Recherches sur les dérivés chlorés de l'acétone

 

soutenue le 13 avril 1886

 

devant la commission d'examen :

Friedel, président

Debray, Bouty, examinateurs

 

 

INTRODUCTION

Les premières mentions de composés chlorés de l'acétone sont dues à Macaire et Marcel et à Matteucci; mais leurs conclusions sont si peu nettes et leurs expériences si insuffisantes, que l'on ne peut enlever à Kane l'honneur d'avoir découvert le premier composé chloré de l'acétone : c'est son chloral mésitique ou acétone dichlorée.

Il le préparait en ajoutant du chlorate de potasse pulvérisé à un mélange d'acide chlorhydrique et d'acétone ; dans ces conditions, on voit en peu de temps se précipiter une huile lourde, qui, lavée à l'eau et desséchée sur le chlorure de calcium, constitue le chloral mésitique. La majeure partie des propriétés de ce composé est assez exactement donnée dans le travail de Kane. C'est, dit-il, une huile lourde qui agit vivement sur les yeux, et cette action persiste pendant quelques jours. Elle forme sur la peau des taches rouges et des ampoules ayant le même aspect que celles que produisent les cantharides, mais guérissant plus difficilement encore.
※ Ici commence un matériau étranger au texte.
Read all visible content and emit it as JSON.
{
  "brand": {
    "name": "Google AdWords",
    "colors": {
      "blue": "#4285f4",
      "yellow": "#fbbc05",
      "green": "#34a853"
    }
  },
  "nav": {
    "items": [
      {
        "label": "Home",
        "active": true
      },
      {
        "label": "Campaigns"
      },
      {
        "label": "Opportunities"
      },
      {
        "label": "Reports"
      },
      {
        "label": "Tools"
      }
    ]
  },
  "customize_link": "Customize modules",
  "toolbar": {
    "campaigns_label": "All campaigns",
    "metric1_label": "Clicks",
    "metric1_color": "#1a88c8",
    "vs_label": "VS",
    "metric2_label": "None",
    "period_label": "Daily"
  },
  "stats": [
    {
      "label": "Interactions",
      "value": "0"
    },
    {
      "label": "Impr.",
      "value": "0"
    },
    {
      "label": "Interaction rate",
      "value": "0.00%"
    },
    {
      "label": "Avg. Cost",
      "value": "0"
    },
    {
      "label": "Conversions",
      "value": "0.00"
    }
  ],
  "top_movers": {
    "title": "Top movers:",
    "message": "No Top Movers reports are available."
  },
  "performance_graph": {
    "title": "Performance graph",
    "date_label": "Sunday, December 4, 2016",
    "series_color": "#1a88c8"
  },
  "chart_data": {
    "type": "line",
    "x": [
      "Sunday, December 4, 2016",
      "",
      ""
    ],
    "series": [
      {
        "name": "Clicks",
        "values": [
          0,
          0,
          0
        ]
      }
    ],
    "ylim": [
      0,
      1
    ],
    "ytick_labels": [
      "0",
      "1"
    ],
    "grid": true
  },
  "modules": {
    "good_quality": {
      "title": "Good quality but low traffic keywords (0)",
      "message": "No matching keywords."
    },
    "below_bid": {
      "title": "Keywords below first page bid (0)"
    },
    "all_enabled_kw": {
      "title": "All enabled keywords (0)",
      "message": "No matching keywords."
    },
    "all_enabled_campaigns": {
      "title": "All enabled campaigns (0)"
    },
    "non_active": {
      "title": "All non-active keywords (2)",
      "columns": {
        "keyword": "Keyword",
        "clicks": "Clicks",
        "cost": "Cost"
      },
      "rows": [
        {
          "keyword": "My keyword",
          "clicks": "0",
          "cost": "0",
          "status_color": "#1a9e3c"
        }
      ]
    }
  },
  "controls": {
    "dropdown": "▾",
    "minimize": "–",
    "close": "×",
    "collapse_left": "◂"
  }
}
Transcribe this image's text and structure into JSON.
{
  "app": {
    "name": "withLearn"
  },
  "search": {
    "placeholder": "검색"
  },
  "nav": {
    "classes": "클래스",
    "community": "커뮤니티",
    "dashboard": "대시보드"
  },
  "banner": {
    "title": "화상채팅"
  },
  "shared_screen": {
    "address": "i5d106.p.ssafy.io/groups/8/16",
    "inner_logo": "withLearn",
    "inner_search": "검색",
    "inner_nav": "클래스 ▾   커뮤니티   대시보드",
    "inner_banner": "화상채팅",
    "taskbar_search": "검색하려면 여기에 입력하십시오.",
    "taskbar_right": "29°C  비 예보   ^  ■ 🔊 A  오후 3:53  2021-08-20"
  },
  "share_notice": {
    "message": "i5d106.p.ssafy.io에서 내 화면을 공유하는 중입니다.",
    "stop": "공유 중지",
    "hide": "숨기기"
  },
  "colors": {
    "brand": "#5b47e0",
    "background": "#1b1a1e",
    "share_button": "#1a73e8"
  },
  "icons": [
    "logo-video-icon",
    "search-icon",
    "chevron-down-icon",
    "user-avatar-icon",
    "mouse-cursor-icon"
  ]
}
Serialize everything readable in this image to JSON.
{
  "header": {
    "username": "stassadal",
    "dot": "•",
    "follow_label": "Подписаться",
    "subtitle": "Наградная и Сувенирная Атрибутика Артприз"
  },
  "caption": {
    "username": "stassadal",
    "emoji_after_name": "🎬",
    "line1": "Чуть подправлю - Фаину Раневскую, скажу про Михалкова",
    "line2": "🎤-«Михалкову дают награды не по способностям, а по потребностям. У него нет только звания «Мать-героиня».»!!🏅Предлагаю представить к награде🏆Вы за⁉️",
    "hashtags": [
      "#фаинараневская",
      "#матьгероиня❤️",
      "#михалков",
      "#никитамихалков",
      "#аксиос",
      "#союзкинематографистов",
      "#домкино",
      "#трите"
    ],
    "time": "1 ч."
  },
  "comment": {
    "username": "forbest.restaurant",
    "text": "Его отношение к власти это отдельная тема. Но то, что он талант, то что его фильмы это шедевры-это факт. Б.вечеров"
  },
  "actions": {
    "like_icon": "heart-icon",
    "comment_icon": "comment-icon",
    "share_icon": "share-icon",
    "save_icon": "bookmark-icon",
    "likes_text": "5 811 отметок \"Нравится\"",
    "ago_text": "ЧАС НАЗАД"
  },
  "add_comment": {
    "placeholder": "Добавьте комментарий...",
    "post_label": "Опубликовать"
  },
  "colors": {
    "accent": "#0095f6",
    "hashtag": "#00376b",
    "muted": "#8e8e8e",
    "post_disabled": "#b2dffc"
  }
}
Une seule erreur réside dans la détermination du point d'ébullition fixé par Kane à 71°; mais il est probable que son produit était partiellement décomposé, car, dit-il, la présence de l'acide chlorhydrique le-rend noir et opaque. Liebig reproduisit le même composé en faisant passer un courant de chlore dans l'acétone refroidie. Il obtint ainsi l'acétone dichlorée possédant toutes les propriétés du chloral mésitique de Kane. Ce corps, d'après Liebig, possède d'abord l'odeur du chloroforme; mais, au bout de quelques instants, cette odeur devient piquante et fait pleurer abondamment.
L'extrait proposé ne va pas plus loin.